Cómo es el sistema impositivo en un país con 30 años de crecimiento

Cómo es el sistema impositivo en un país con 30 años de crecimiento

El debate sobre Bienes Personales muestra las diferencias de criterio que existen entre un país como Australia, que acumula décadas de crecimiento, con la Argentina, que no puede salir del estancamiento. Un extraño karma de repetir medidas que no funcionan en lugar de aprender de modelos exitosos.

Horacio Alonso

Horacio Alonso

El fin de año legislativo está dominado por los cambios en el impuesto a los Bienes Personales. La discusión gira en torno al monto de aplicación, no a su esencia. Este tributo siempre ha generado discusión, ya que desde un sector se considera necesario para una mejor distribución de la riqueza y, desde otro, se lo señala como contraproducente para generar la misma.

El debate teórico puede ser interesante, como un muestrario de principios, pero lo más importante es lo que se constata en los hechos, es decir, sus efectos concretos.

Por tratarse de un impuesto directo que apunta a los sectores de mayores ingresos, se lo defiende por tener un carácter de progresividad, aunque la realidad se choca con esa idea. Más en el caso argentino que, por las cuestiones inflacionarias, si no se ajusta con rapidez los parámetros, termina castigando a quienes están lejos de ser considerados “ricos”.

La práctica muestra que, en el mundo, en los países con mayor desarrollo hay consenso de que lo más efectivo no es un gravamen al patrimonio neto sino a la renta.

Hay muchos ejemplos en ese sentido. Uno puede ser el de Australia que, en los últimos 30 años, muestra un crecimiento sostenido y casi no registra períodos de recesión.

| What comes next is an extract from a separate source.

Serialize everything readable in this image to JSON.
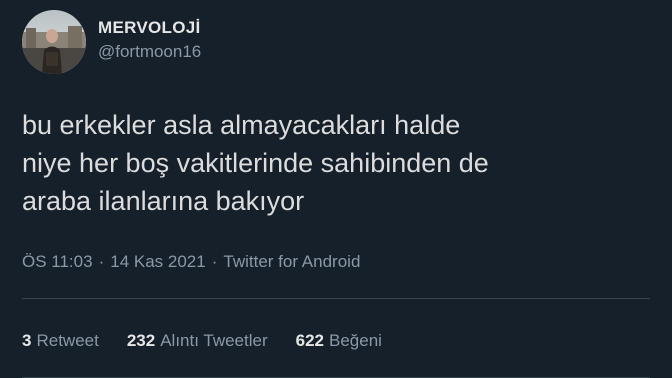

La mitad de los ingresos tributarios llegan a través de los impuestos a las personas, como el caso de Ganancias. Un empleado que gane hasta 180.000 dólares australianos al año, está exento. A partir de ese monto se paga un 45% por el excedente. Se paga más, pero tiene como contraprestación educación, salud y servicios de calidad. En la Argentina, la parte de la sociedad alcanzada por Ganancias, deben afrontar gastos privados por esos rubros.

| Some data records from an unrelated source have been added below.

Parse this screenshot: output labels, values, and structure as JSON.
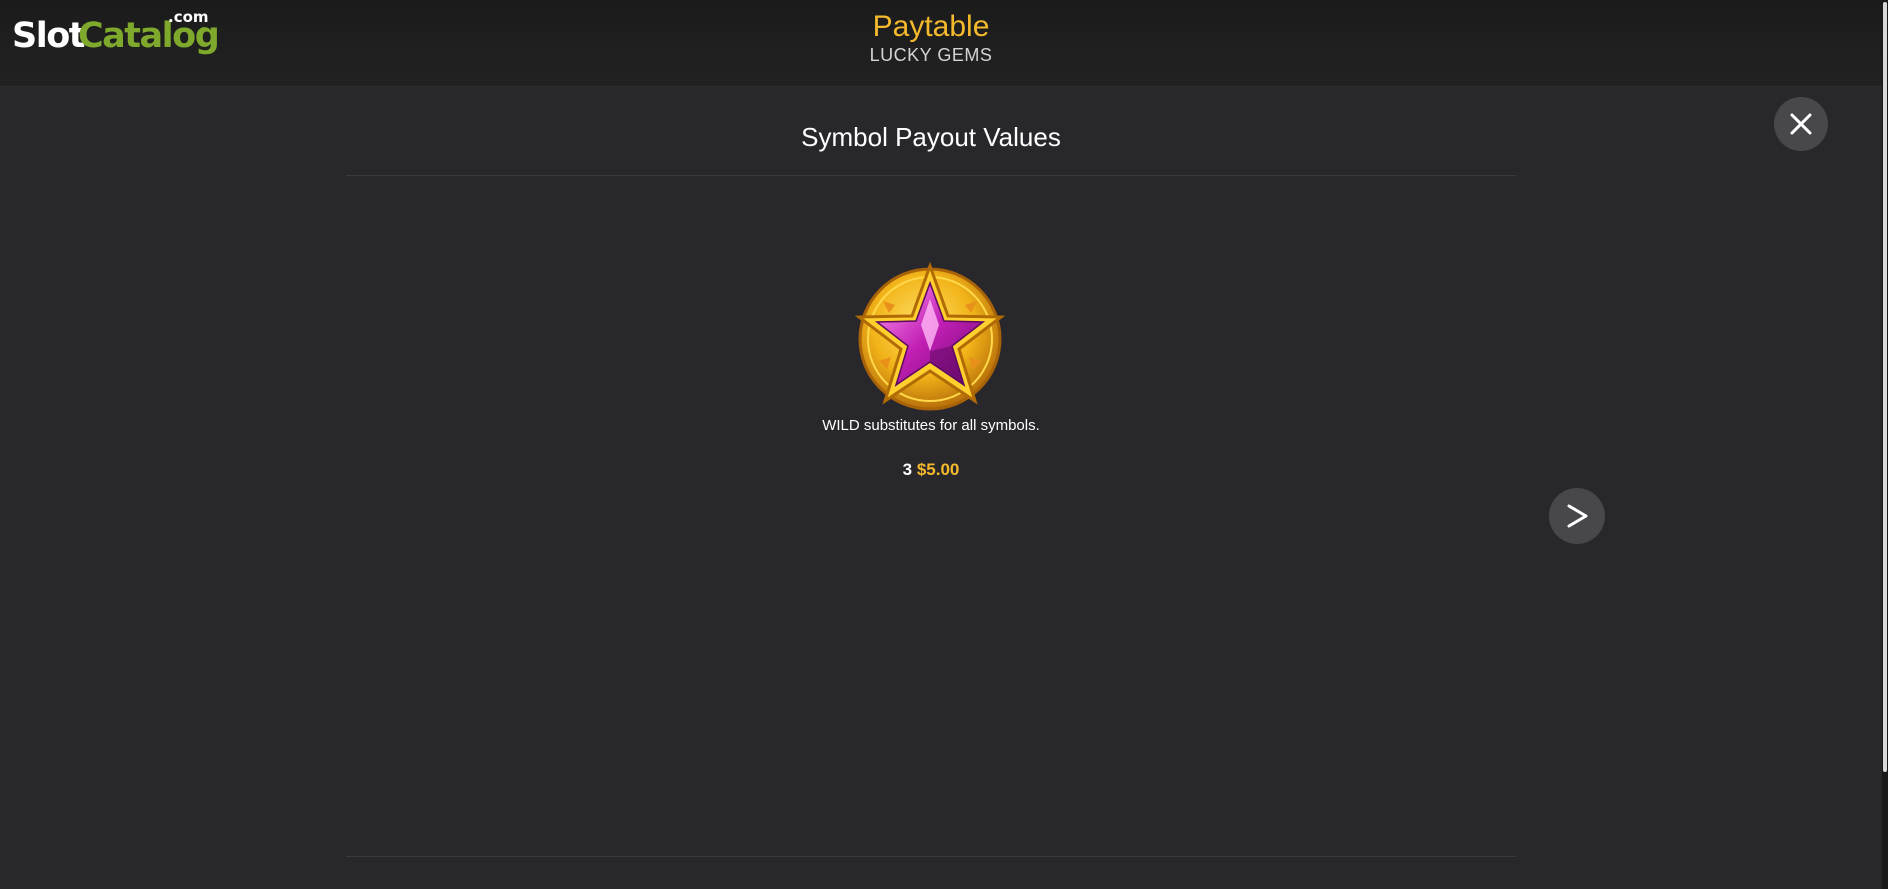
{
  "header": {
    "logo": {
      "slot": "Slot",
      "catalog": "Catalog",
      "com": ".com"
    },
    "title": "Paytable",
    "subtitle": "LUCKY GEMS"
  },
  "content": {
    "section_title": "Symbol Payout Values",
    "symbol": {
      "icon": "wild-star-gem-icon",
      "description": "WILD substitutes for all symbols.",
      "payouts": [
        {
          "count": "3",
          "value": "$5.00"
        }
      ]
    }
  },
  "controls": {
    "close_icon": "close-icon",
    "next_icon": "chevron-right-icon"
  },
  "colors": {
    "background": "#28272b",
    "header_background": "#1b1b1b",
    "accent_gold": "#f4b92c",
    "logo_green": "#7ea92c",
    "button_background": "#48474c"
  }
}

La carga fiscal no apunta ni a la producción ni al consumo, ni al trabajo. El IVA es del 10% y hay productos de primera necesidad que están exentos o pagan menos. No existe Ingresos Brutos, ni cargas sociales y las exportaciones no sufren retenciones. En el caso de las importaciones, de altos aranceles que existían años atrás se pasó a un esquema de apertura, con tributos específicos y bajos.

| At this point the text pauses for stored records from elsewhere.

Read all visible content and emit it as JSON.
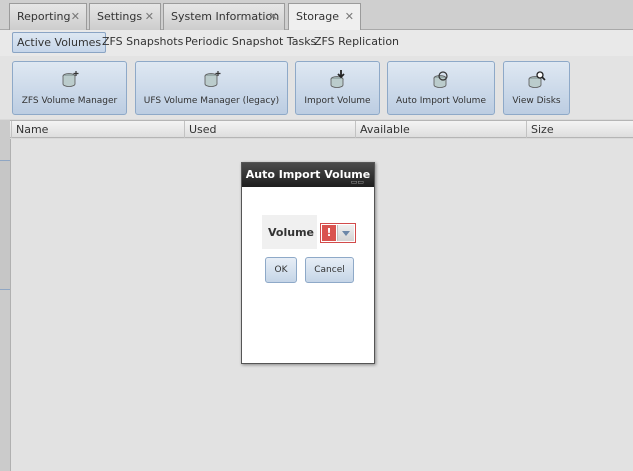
{
  "tabs": [
    {
      "label": "Reporting"
    },
    {
      "label": "Settings"
    },
    {
      "label": "System Information"
    },
    {
      "label": "Storage"
    }
  ],
  "subtabs": [
    {
      "label": "Active Volumes"
    },
    {
      "label": "ZFS Snapshots"
    },
    {
      "label": "Periodic Snapshot Tasks"
    },
    {
      "label": "ZFS Replication"
    }
  ],
  "toolbar": {
    "buttons": [
      {
        "label": "ZFS Volume Manager",
        "icon": "disk-add-icon"
      },
      {
        "label": "UFS Volume Manager (legacy)",
        "icon": "disk-add-icon"
      },
      {
        "label": "Import Volume",
        "icon": "disk-import-icon"
      },
      {
        "label": "Auto Import Volume",
        "icon": "disk-auto-import-icon"
      },
      {
        "label": "View Disks",
        "icon": "disk-search-icon"
      }
    ]
  },
  "grid": {
    "columns": [
      "Name",
      "Used",
      "Available",
      "Size"
    ]
  },
  "dialog": {
    "title": "Auto Import Volume",
    "volume_label": "Volume",
    "error_mark": "!",
    "ok_label": "OK",
    "cancel_label": "Cancel"
  },
  "colors": {
    "accent": "#8ea9c8",
    "error": "#d9534f",
    "dialog_title_bg": "#1e1e1e"
  }
}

En la Argentina, las principales fuentes de recaudación son el IVA, aranceles al comercio exterior, bienes personales e “impuesto al cheque”. Ganancias no está en ese grupo.

En cuanto a un impuesto directo y progresivo, en este país – como en otras economías consolidadas – se aplica un impuesto  inmobiliario rural o a la tierra. Este tributo, según lo que se percibe en los hechos, no es un obstáculo para el crecimiento, ni siquiera para el sector agropecuario. Tiene una carga mayor si la tierra es improductiva, pero eso queda limitado a una porción muy baja ya que casi todos los campos están en actividad.

En el caso de Australia (también en Canadá o Estados Unidos) permite un alto nivel de recaudación de cerca del 3% del PBI. En la Argentina, en el promedio de los últimos años, representó menos de 1%.

Los valores de la valuación fiscal de los campos puede explicar, en parte, esta distorsiones.

En Australia, el sistema impositivo apunta a lo que se gana. Si se compra una propiedad como inversión, la carga fiscal se aplica cuando se la vende y se obtuvo una ganancia, con un período de plazo para pagarla.

Un empleado en relación de dependencia para el 3% anual de su ganancia para cubrir el seguro médico. Es un sistema público que, por sus prestaciones, equivale a un plan medio alto de una prepaga en la Argentina.

El caso de castigar al patrimonio funciona, en muchas oportunidades, como un incentivo a no declarar y desalienta las inversiones. Además, se aplica sobre tenencias que no contemplan las deudas.

El empresario Pierpaolo Barbieri, fundador de Uala, es muy crítico de este tributo. “Bienes Personales tributa sobre bienes brutos, no netos. Eso implica que si tengo una casa que vale 100, pero con una deuda de 90, pago sobre 100. Grava pasivo como activo. Ningún otro país con impuesto al patrimonio (que son cada vez menos) hace eso. ¿Por qué acá sí?”, planteo en su cuenta de Twitter.  

Alertó que pone al país en una situación de menor competitividad respecto a la región y eso va a hacer que los inversores se radiquen en países vecinos.